Wie die Journalistin Jutta Blume des Neuen Deutschland berichtet, werden bis 2020 - nach Schätzungen des Fachverbands Biogas - rund 45 000 Biogasanlagen in Betrieb sein, etwa elfmal so viele wie heute. Doch schon jetzt machten sich die Umstellungen in der Landwirtschaft vom Nahrungsmittel- zum Energiepflanzenanbau bemerkbar. Selbst die einst aus „Naturschutzgründen“ still gelegten Ackerflächen werden zunehmend für den Anbau nachwachsender Rohstoffe genutzt. Besonders umweltschädlich: Der „energieoptimierte Mais“, da er viel Wasser verbrauche, wegen seines späten Wachstums die Bodenerosion fördere und heimischen Tieren kaum Lebensraum biete. Aber problematisch sei ebenso Energie-Getreide, denn für die Biogasanlagen werde das Getreide früher geerntet, was die auf dem Acker brütende Vögel leider (noch?) nicht wissen und deshalb viele Jungvögel für diese „Bioenergie“ ihr Leben lassen müssen. „Problematisch für die Umwelt“, so Jutta Blume“, seien zumeist Betriebe, die sich schwerpunktmäßig auf Energiepflanzen verlegt haben und häufig organisches Material zukaufen müssten. Doch müssen die Rohstoffe mehr als fünf Kilometer transportiert werden, sei dies ökologisch nicht mehr sinnvoll.

Hungern für Biosprit

Rafaël Schneider, Ernährungsexperte der Deutschen Welthungerhilfe, der TAZ in Berlin jüngst diktierte, habe der westliche Hunger nach Bioenergie einen „ganz verheerenden“ Einfluss auf die Nahrungsmittelversorgung in den südlichen Ländern. Schneider: „So werden in den Entwicklungsländern statt Getreide Ölsaaten angepflanzt, die dann bei uns im Tank landen. Damit steigen die Preise für Nahrungsmittel, die für die Armen zu teuer werden. Zudem fehlen die Flächen, auf denen die Bauern Nahrungsmittel anbauen könnten.“ Schlimm sei es derzeit in Angola, wo gerade die Anbaufläche von Palmöl verzehnfacht werde.

Verdursten für Biosprit

Der schwedische Wasserexperte Jan Lindqvist wies gegenüber der Frankfurter Rundschau (FR)  kürzlich darauf hin, dass in wenigen Jahren der Anbau von Energiepflanzen so viel Wasser verschlingen würde, wie die gesamte Landwirtschaft benötige.  Der Wasserbedarf für Energiepflanzen werde laut FR auf 1200 bis 3500 Milliarden Kubikmeter Wasser pro Jahr geschätzt. Man benötige etwas mehr als 200 Kilogramm Mais und 400 Liter Trinkwasser um 100 Liter Ethanol herzustellen.

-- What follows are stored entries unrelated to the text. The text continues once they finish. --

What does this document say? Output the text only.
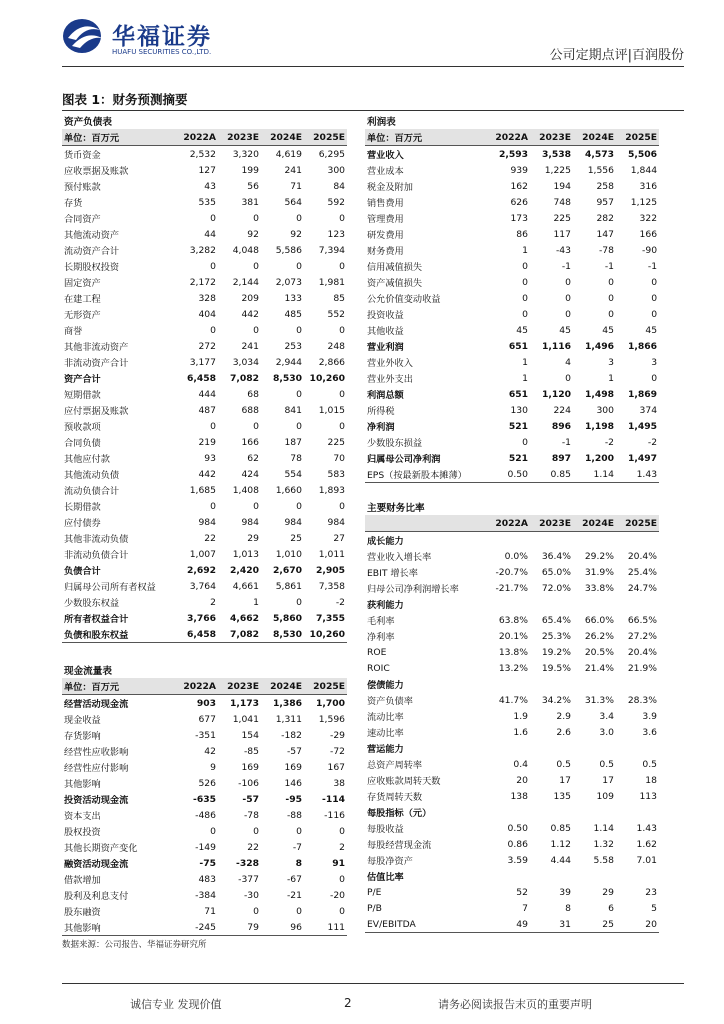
华福证券
HUAFU SECURITIES CO.,LTD.	公司定期点评|百润股份
图表 1：财务预测摘要
资产负债表				
单位：百万元	2022A	2023E	2024E	2025E
货币资金	2,532	3,320	4,619	6,295
应收票据及账款	127	199	241	300
预付账款	43	56	71	84
存货	535	381	564	592
合同资产	0	0	0	0
其他流动资产	44	92	92	123
流动资产合计	3,282	4,048	5,586	7,394
长期股权投资	0	0	0	0
固定资产	2,172	2,144	2,073	1,981
在建工程	328	209	133	85
无形资产	404	442	485	552
商誉	0	0	0	0
其他非流动资产	272	241	253	248
非流动资产合计	3,177	3,034	2,944	2,866
资产合计	6,458	7,082	8,530	10,260
短期借款	444	68	0	0
应付票据及账款	487	688	841	1,015
预收款项	0	0	0	0
合同负债	219	166	187	225
其他应付款	93	62	78	70
其他流动负债	442	424	554	583
流动负债合计	1,685	1,408	1,660	1,893
长期借款	0	0	0	0
应付债券	984	984	984	984
其他非流动负债	22	29	25	27
非流动负债合计	1,007	1,013	1,010	1,011
负债合计	2,692	2,420	2,670	2,905
归属母公司所有者权益	3,764	4,661	5,861	7,358
少数股东权益	2	1	0	-2
所有者权益合计	3,766	4,662	5,860	7,355
负债和股东权益	6,458	7,082	8,530	10,260
利润表				
单位：百万元	2022A	2023E	2024E	2025E
营业收入	2,593	3,538	4,573	5,506
营业成本	939	1,225	1,556	1,844
税金及附加	162	194	258	316
销售费用	626	748	957	1,125
管理费用	173	225	282	322
研发费用	86	117	147	166
财务费用	1	-43	-78	-90
信用减值损失	0	-1	-1	-1
资产减值损失	0	0	0	0
公允价值变动收益	0	0	0	0
投资收益	0	0	0	0
其他收益	45	45	45	45
营业利润	651	1,116	1,496	1,866
营业外收入	1	4	3	3
营业外支出	1	0	1	0
利润总额	651	1,120	1,498	1,869
所得税	130	224	300	374
净利润	521	896	1,198	1,495
少数股东损益	0	-1	-2	-2
归属母公司净利润	521	897	1,200	1,497
EPS（按最新股本摊薄）	0.50	0.85	1.14	1.43
主要财务比率				
	2022A	2023E	2024E	2025E
成长能力				
营业收入增长率	0.0%	36.4%	29.2%	20.4%
EBIT 增长率	-20.7%	65.0%	31.9%	25.4%
归母公司净利润增长率	-21.7%	72.0%	33.8%	24.7%
获利能力				
毛利率	63.8%	65.4%	66.0%	66.5%
净利率	20.1%	25.3%	26.2%	27.2%
ROE	13.8%	19.2%	20.5%	20.4%
ROIC	13.2%	19.5%	21.4%	21.9%
偿债能力				
资产负债率	41.7%	34.2%	31.3%	28.3%
流动比率	1.9	2.9	3.4	3.9
速动比率	1.6	2.6	3.0	3.6
营运能力				
总资产周转率	0.4	0.5	0.5	0.5
应收账款周转天数	20	17	17	18
存货周转天数	138	135	109	113
每股指标（元）				
每股收益	0.50	0.85	1.14	1.43
每股经营现金流	0.86	1.12	1.32	1.62
每股净资产	3.59	4.44	5.58	7.01
估值比率				
P/E	52	39	29	23
P/B	7	8	6	5
EV/EBITDA	49	31	25	20
现金流量表				
单位：百万元	2022A	2023E	2024E	2025E
经营活动现金流	903	1,173	1,386	1,700
现金收益	677	1,041	1,311	1,596
存货影响	-351	154	-182	-29
经营性应收影响	42	-85	-57	-72
经营性应付影响	9	169	169	167
其他影响	526	-106	146	38
投资活动现金流	-635	-57	-95	-114
资本支出	-486	-78	-88	-116
股权投资	0	0	0	0
其他长期资产变化	-149	22	-7	2
融资活动现金流	-75	-328	8	91
借款增加	483	-377	-67	0
股利及利息支付	-384	-30	-21	-20
股东融资	71	0	0	0
其他影响	-245	79	96	111
数据来源：公司报告、华福证券研究所
诚信专业 发现价值	2	请务必阅读报告末页的重要声明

Globale Trinkwasserverschwendung

Lediglich etwa 10 Prozent des derzeit von der Menschheit verbrauchten Trinkwassers dient wirklich der menschlichen Wasserversorgung. Etwa 70 Prozent hingegen werden in der bewässerten Landwirtschaft und 20 Prozent von der Industrie verbraucht.